As energy markets strengthen and crude oil prices break back above $70 per barrel, income-minded investors may want to take a look at master limited partnerships or MLP-related ETFs.
Brent crude oil futures briefly broke back above $70 per barrel while West Texas Intermediate was trading around $64 per barrel. Energy markets are soaring to start 2018 and some oil market observers believe the commodity can deliver more upside.
“Crude oil prices continued to firm through the quarter, driven mainly by persistent demand, declining global inventories, compliance from OPEC and Russia on self-imposed oil production quotas, and extended commitments to those quotas into 2018,” Shawn Reynolds Portfolio Manager for VanEck, said in a note.
Deadly protests in Iran, the third largest member of the Organization of Petroleum Exporting Countries (OPEC), have lifted oil prices to start 2018 as traders grow concerned over potential supply risks.
The global market has suffered through a supply glut, but the Organization of Petroleum Exporting Countries and its allies have taken steps to rein in the oversupply, which has translated to a steadily strengthening crude oil market. Recently, the United Arab Emirates, Saudi Arabia and Venezuela all reported lower monthly output.
Meanwhile, given the sudden rebound in the crude oil markets, U.S. producers, or mainly the upstart shale oil industry, has been ramping up production to capitalize on the higher prices to the dismay of OPEC and other global oil suppliers.

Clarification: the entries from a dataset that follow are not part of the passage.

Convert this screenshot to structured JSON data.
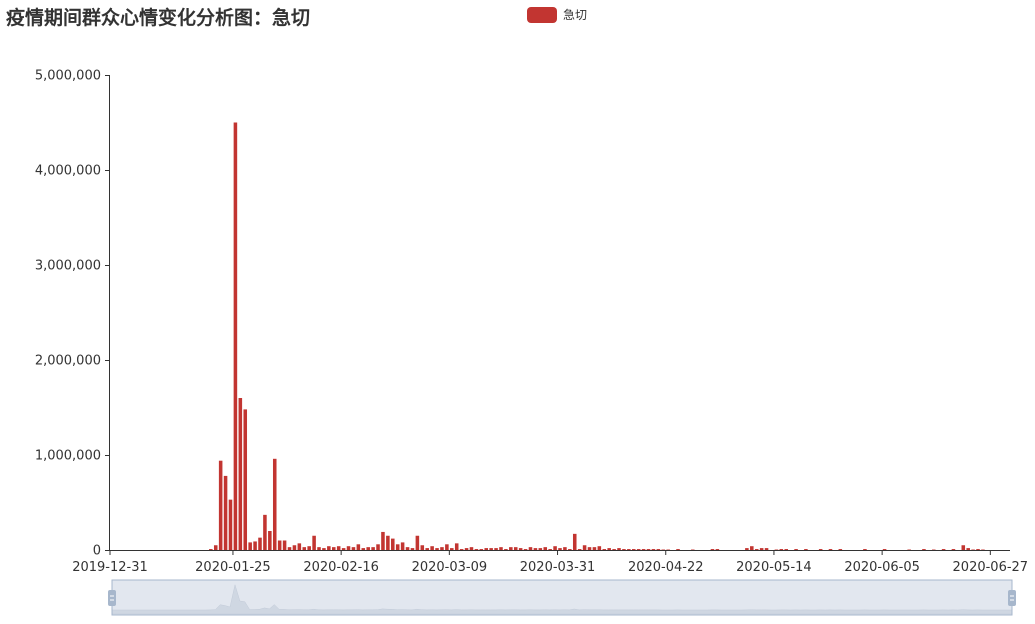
{
  "chart_data": {
    "type": "bar",
    "title": "疫情期间群众心情变化分析图：急切",
    "xlabel": "",
    "ylabel": "",
    "legend": {
      "position": "top-center",
      "entries": [
        "急切"
      ]
    },
    "grid": false,
    "colors": {
      "bar": "#c23531",
      "axis": "#333333",
      "slider_fill": "#d5dce8",
      "slider_border": "#a7b7cc"
    },
    "x_tick_labels": [
      "2019-12-31",
      "2020-01-25",
      "2020-02-16",
      "2020-03-09",
      "2020-03-31",
      "2020-04-22",
      "2020-05-14",
      "2020-06-05",
      "2020-06-27"
    ],
    "y_tick_labels": [
      "0",
      "1,000,000",
      "2,000,000",
      "3,000,000",
      "4,000,000",
      "5,000,000"
    ],
    "ylim": [
      0,
      5000000
    ],
    "xlim": [
      "2019-12-31",
      "2020-07-01"
    ],
    "datazoom": {
      "start": 0,
      "end": 100
    },
    "series": [
      {
        "name": "急切",
        "points": [
          [
            "2020-01-20",
            10000
          ],
          [
            "2020-01-21",
            50000
          ],
          [
            "2020-01-22",
            940000
          ],
          [
            "2020-01-23",
            780000
          ],
          [
            "2020-01-24",
            530000
          ],
          [
            "2020-01-25",
            4500000
          ],
          [
            "2020-01-26",
            1600000
          ],
          [
            "2020-01-27",
            1480000
          ],
          [
            "2020-01-28",
            80000
          ],
          [
            "2020-01-29",
            90000
          ],
          [
            "2020-01-30",
            130000
          ],
          [
            "2020-01-31",
            370000
          ],
          [
            "2020-02-01",
            200000
          ],
          [
            "2020-02-02",
            960000
          ],
          [
            "2020-02-03",
            100000
          ],
          [
            "2020-02-04",
            100000
          ],
          [
            "2020-02-05",
            30000
          ],
          [
            "2020-02-06",
            50000
          ],
          [
            "2020-02-07",
            70000
          ],
          [
            "2020-02-08",
            30000
          ],
          [
            "2020-02-09",
            40000
          ],
          [
            "2020-02-10",
            150000
          ],
          [
            "2020-02-11",
            30000
          ],
          [
            "2020-02-12",
            20000
          ],
          [
            "2020-02-13",
            40000
          ],
          [
            "2020-02-14",
            30000
          ],
          [
            "2020-02-15",
            40000
          ],
          [
            "2020-02-16",
            20000
          ],
          [
            "2020-02-17",
            40000
          ],
          [
            "2020-02-18",
            30000
          ],
          [
            "2020-02-19",
            60000
          ],
          [
            "2020-02-20",
            20000
          ],
          [
            "2020-02-21",
            30000
          ],
          [
            "2020-02-22",
            30000
          ],
          [
            "2020-02-23",
            60000
          ],
          [
            "2020-02-24",
            190000
          ],
          [
            "2020-02-25",
            150000
          ],
          [
            "2020-02-26",
            120000
          ],
          [
            "2020-02-27",
            60000
          ],
          [
            "2020-02-28",
            80000
          ],
          [
            "2020-02-29",
            30000
          ],
          [
            "2020-03-01",
            20000
          ],
          [
            "2020-03-02",
            150000
          ],
          [
            "2020-03-03",
            50000
          ],
          [
            "2020-03-04",
            20000
          ],
          [
            "2020-03-05",
            40000
          ],
          [
            "2020-03-06",
            20000
          ],
          [
            "2020-03-07",
            30000
          ],
          [
            "2020-03-08",
            60000
          ],
          [
            "2020-03-09",
            20000
          ],
          [
            "2020-03-10",
            70000
          ],
          [
            "2020-03-11",
            10000
          ],
          [
            "2020-03-12",
            20000
          ],
          [
            "2020-03-13",
            30000
          ],
          [
            "2020-03-14",
            10000
          ],
          [
            "2020-03-15",
            10000
          ],
          [
            "2020-03-16",
            20000
          ],
          [
            "2020-03-17",
            20000
          ],
          [
            "2020-03-18",
            20000
          ],
          [
            "2020-03-19",
            30000
          ],
          [
            "2020-03-20",
            10000
          ],
          [
            "2020-03-21",
            30000
          ],
          [
            "2020-03-22",
            30000
          ],
          [
            "2020-03-23",
            20000
          ],
          [
            "2020-03-24",
            10000
          ],
          [
            "2020-03-25",
            30000
          ],
          [
            "2020-03-26",
            20000
          ],
          [
            "2020-03-27",
            20000
          ],
          [
            "2020-03-28",
            30000
          ],
          [
            "2020-03-29",
            10000
          ],
          [
            "2020-03-30",
            40000
          ],
          [
            "2020-03-31",
            20000
          ],
          [
            "2020-04-01",
            30000
          ],
          [
            "2020-04-02",
            10000
          ],
          [
            "2020-04-03",
            170000
          ],
          [
            "2020-04-04",
            10000
          ],
          [
            "2020-04-05",
            50000
          ],
          [
            "2020-04-06",
            30000
          ],
          [
            "2020-04-07",
            30000
          ],
          [
            "2020-04-08",
            40000
          ],
          [
            "2020-04-09",
            10000
          ],
          [
            "2020-04-10",
            20000
          ],
          [
            "2020-04-11",
            10000
          ],
          [
            "2020-04-12",
            20000
          ],
          [
            "2020-04-13",
            10000
          ],
          [
            "2020-04-14",
            10000
          ],
          [
            "2020-04-15",
            10000
          ],
          [
            "2020-04-16",
            10000
          ],
          [
            "2020-04-17",
            10000
          ],
          [
            "2020-04-18",
            10000
          ],
          [
            "2020-04-19",
            10000
          ],
          [
            "2020-04-20",
            10000
          ],
          [
            "2020-04-21",
            5000
          ],
          [
            "2020-04-22",
            5000
          ],
          [
            "2020-04-24",
            10000
          ],
          [
            "2020-04-27",
            5000
          ],
          [
            "2020-05-01",
            10000
          ],
          [
            "2020-05-02",
            10000
          ],
          [
            "2020-05-08",
            20000
          ],
          [
            "2020-05-09",
            40000
          ],
          [
            "2020-05-10",
            10000
          ],
          [
            "2020-05-11",
            20000
          ],
          [
            "2020-05-12",
            20000
          ],
          [
            "2020-05-14",
            5000
          ],
          [
            "2020-05-15",
            10000
          ],
          [
            "2020-05-16",
            10000
          ],
          [
            "2020-05-18",
            10000
          ],
          [
            "2020-05-20",
            10000
          ],
          [
            "2020-05-23",
            10000
          ],
          [
            "2020-05-25",
            10000
          ],
          [
            "2020-05-27",
            10000
          ],
          [
            "2020-06-01",
            10000
          ],
          [
            "2020-06-05",
            10000
          ],
          [
            "2020-06-10",
            5000
          ],
          [
            "2020-06-13",
            10000
          ],
          [
            "2020-06-15",
            5000
          ],
          [
            "2020-06-17",
            10000
          ],
          [
            "2020-06-19",
            10000
          ],
          [
            "2020-06-21",
            50000
          ],
          [
            "2020-06-22",
            20000
          ],
          [
            "2020-06-23",
            5000
          ],
          [
            "2020-06-24",
            10000
          ],
          [
            "2020-06-25",
            5000
          ]
        ]
      }
    ]
  }
}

U.S production is expected to soon cross over 10 million barrels per day, or close to Saudi Arabia’s levels, largely due to the surging output from shale drillers.
While commodity traders may be wary of potential volatile swings in the energy market and the heavy hand of the OPEC cartel in adjusting prices, income-minded investors may look to MLPs as a more stable play on the rebound in the crude oil markets.

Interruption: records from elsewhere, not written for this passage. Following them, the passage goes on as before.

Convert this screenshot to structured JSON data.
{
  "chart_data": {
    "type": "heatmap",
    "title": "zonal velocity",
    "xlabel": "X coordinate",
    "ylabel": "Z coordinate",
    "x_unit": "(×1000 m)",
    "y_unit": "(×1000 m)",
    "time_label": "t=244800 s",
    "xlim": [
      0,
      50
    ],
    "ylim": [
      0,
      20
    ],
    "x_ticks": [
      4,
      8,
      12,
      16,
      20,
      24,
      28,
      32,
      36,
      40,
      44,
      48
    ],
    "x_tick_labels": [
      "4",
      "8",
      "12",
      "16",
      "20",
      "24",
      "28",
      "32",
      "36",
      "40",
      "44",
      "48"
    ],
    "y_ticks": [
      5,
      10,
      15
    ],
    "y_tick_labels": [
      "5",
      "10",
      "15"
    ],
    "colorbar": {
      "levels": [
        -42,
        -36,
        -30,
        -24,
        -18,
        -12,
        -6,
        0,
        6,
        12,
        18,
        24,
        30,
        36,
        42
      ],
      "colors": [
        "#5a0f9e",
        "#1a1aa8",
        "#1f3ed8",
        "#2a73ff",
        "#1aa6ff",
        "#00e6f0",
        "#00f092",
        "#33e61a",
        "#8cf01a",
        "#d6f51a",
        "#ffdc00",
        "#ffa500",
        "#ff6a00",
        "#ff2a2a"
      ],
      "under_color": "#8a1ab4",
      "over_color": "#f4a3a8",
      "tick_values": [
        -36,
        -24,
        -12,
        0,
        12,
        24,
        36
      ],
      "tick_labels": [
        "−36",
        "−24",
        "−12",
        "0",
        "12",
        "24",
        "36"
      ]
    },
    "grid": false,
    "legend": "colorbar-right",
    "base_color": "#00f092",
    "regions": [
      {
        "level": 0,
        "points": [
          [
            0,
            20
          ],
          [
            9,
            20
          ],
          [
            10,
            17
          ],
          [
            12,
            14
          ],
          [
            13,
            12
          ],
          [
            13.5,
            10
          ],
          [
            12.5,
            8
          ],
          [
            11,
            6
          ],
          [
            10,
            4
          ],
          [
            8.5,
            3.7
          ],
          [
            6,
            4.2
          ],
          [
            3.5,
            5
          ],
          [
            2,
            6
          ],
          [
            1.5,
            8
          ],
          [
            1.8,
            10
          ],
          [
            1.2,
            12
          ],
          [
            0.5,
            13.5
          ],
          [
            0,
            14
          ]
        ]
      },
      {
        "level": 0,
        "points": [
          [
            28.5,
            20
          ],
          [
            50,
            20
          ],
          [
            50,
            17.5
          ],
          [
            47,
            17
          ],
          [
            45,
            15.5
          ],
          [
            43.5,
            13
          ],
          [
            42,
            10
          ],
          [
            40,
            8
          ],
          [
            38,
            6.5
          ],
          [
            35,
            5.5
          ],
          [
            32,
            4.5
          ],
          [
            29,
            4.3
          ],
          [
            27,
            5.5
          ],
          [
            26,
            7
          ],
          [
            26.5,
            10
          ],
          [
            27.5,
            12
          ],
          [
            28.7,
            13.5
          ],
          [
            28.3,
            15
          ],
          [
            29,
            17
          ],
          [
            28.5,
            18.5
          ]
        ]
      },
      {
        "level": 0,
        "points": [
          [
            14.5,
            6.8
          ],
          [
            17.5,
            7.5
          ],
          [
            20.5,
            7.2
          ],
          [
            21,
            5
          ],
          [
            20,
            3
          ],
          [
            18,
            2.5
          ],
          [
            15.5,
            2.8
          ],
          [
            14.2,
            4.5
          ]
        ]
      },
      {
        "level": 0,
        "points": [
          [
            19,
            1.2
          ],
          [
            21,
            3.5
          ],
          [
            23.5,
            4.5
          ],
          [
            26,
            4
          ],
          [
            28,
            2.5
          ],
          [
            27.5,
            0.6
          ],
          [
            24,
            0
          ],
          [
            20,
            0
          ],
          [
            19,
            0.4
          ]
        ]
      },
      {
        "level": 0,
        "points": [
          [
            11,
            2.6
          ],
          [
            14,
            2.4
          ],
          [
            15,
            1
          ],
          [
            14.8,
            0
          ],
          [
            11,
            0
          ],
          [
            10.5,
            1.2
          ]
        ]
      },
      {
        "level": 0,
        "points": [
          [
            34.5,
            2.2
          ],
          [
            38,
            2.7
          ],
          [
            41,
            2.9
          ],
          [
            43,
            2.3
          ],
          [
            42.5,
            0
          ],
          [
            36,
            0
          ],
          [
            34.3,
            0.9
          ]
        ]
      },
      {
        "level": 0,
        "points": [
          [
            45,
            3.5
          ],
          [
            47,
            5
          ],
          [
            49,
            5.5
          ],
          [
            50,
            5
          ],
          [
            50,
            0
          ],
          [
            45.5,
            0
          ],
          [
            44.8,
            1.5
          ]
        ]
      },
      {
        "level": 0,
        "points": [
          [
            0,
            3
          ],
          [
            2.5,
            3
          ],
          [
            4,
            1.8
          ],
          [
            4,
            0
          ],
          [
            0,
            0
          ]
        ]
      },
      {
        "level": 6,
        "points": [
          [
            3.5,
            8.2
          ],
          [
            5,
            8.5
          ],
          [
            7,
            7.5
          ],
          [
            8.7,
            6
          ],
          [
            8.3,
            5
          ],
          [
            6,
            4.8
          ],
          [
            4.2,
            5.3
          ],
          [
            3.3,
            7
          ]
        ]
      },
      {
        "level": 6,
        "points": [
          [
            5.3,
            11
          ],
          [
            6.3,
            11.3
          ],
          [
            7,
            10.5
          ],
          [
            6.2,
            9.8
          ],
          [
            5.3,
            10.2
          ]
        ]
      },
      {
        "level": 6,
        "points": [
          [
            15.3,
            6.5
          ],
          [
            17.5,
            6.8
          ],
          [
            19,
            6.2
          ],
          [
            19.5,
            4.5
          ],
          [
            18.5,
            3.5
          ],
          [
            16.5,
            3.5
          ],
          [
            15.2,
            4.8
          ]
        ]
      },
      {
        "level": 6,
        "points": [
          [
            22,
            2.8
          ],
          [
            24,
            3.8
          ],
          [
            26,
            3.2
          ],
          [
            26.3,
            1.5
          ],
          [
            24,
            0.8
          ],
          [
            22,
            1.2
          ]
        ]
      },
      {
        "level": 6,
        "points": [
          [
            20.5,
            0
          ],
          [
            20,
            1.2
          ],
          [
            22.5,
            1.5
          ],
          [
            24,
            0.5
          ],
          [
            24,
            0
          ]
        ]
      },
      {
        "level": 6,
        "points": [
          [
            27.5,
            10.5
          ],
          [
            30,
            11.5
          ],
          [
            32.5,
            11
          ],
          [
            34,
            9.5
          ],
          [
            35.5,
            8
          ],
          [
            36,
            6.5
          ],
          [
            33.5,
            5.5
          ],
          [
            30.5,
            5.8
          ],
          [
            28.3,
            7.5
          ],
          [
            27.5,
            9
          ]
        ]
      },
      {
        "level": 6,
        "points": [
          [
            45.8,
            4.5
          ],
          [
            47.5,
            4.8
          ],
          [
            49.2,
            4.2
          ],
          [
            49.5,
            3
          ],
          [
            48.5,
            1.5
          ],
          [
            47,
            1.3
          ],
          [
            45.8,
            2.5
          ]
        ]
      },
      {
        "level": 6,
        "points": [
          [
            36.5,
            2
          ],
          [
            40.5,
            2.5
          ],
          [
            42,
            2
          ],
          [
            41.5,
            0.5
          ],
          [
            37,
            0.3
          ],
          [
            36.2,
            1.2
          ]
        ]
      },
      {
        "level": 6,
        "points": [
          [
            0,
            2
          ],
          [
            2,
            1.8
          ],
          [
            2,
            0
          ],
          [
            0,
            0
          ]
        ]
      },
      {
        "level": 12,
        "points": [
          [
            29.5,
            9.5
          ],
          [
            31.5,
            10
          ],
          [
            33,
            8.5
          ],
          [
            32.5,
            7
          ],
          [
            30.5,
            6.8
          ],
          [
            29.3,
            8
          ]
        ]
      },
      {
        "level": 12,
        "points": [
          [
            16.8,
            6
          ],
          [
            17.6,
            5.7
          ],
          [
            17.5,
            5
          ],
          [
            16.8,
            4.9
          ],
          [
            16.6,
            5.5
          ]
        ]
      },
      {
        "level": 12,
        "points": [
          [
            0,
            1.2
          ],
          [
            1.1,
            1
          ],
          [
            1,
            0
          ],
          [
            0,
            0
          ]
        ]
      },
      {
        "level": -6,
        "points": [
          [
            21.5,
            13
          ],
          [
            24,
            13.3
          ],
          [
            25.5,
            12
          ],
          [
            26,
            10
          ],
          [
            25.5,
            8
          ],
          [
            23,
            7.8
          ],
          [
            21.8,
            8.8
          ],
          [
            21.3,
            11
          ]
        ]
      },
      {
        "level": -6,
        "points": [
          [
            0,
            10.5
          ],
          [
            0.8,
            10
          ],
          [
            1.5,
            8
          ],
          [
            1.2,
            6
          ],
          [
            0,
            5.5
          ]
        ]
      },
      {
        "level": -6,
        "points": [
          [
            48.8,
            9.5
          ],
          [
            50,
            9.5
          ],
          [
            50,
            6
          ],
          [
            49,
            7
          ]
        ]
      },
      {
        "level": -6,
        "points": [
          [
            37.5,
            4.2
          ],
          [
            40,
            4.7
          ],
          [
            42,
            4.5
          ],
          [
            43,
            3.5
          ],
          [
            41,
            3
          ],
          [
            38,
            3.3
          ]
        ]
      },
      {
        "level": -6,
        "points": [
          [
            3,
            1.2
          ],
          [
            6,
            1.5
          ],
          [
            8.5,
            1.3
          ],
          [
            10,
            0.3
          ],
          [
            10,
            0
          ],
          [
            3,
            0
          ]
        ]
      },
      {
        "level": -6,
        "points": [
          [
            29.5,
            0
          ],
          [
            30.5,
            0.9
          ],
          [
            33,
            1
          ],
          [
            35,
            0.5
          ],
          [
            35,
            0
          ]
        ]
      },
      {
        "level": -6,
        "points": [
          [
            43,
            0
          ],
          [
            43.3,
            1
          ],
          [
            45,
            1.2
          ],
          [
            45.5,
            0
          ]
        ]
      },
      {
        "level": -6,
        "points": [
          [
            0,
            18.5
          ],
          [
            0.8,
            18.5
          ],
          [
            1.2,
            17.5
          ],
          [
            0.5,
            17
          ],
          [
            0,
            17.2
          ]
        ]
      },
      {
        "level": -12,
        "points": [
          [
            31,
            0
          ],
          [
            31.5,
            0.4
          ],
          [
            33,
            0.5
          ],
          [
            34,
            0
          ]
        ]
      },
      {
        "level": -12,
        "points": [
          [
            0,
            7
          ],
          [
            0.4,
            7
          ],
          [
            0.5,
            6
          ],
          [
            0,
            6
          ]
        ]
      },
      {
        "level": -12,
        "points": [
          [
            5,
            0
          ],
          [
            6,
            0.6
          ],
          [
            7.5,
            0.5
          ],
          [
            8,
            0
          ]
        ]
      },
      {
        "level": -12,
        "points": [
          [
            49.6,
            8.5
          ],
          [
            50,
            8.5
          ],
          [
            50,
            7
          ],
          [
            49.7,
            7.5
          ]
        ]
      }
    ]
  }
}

MLPs primarily deal with the distribution and storage of energy products, so their business model is less reliant on the commodities market since MLPs profit off the quantity of oil and natural gas they are able to move around. Consequently, MLPs have historically shown a weaker correlation to energy prices over longer periods as MLPs act more like energy toll roads, profiting on the volume of oil moving through their pipelines.
Given the rising volume of U.S. oil production, with the U.S. Energy Information Administration projecting it could top 10 million barrels per day by February and even hit 11 million per day by the end of next year, investors may be better served with looking at MLPs or energy toll roads or the companies that provide necessary infrastructure to transport the increased oil flows.
MLPs don’t make their money based on oil or gas prices. Unlike other energy sector stocks, MLPs primarily deal with the distribution and storage of energy products, so their business model is less reliant on the commodities market since MLPs profit off the quantity of oil and natural gas they are able to move around.
Investors interested in gaining MLP exposure can look at options like the VanEck Vectors High Income MLP ETF (NYSEArca: YMLP) and VanEck Vectors High Income Infrastructure MLP ETF (NYSEArca: YMLI). YMLP shows a 8.49 12-month yield while YMLI has a 7.34% 12-month yield.
The JPMorgan Alerian MLP Index ETN (NYSEArca: AMJ) and the ALPS Alerian MLP ETF (NYSEArca: AMLP), the two largest MLP-related exchange traded products. AMJ has a 6.96% 12-month yield, and AMLP has a 7.95% 12-month yield.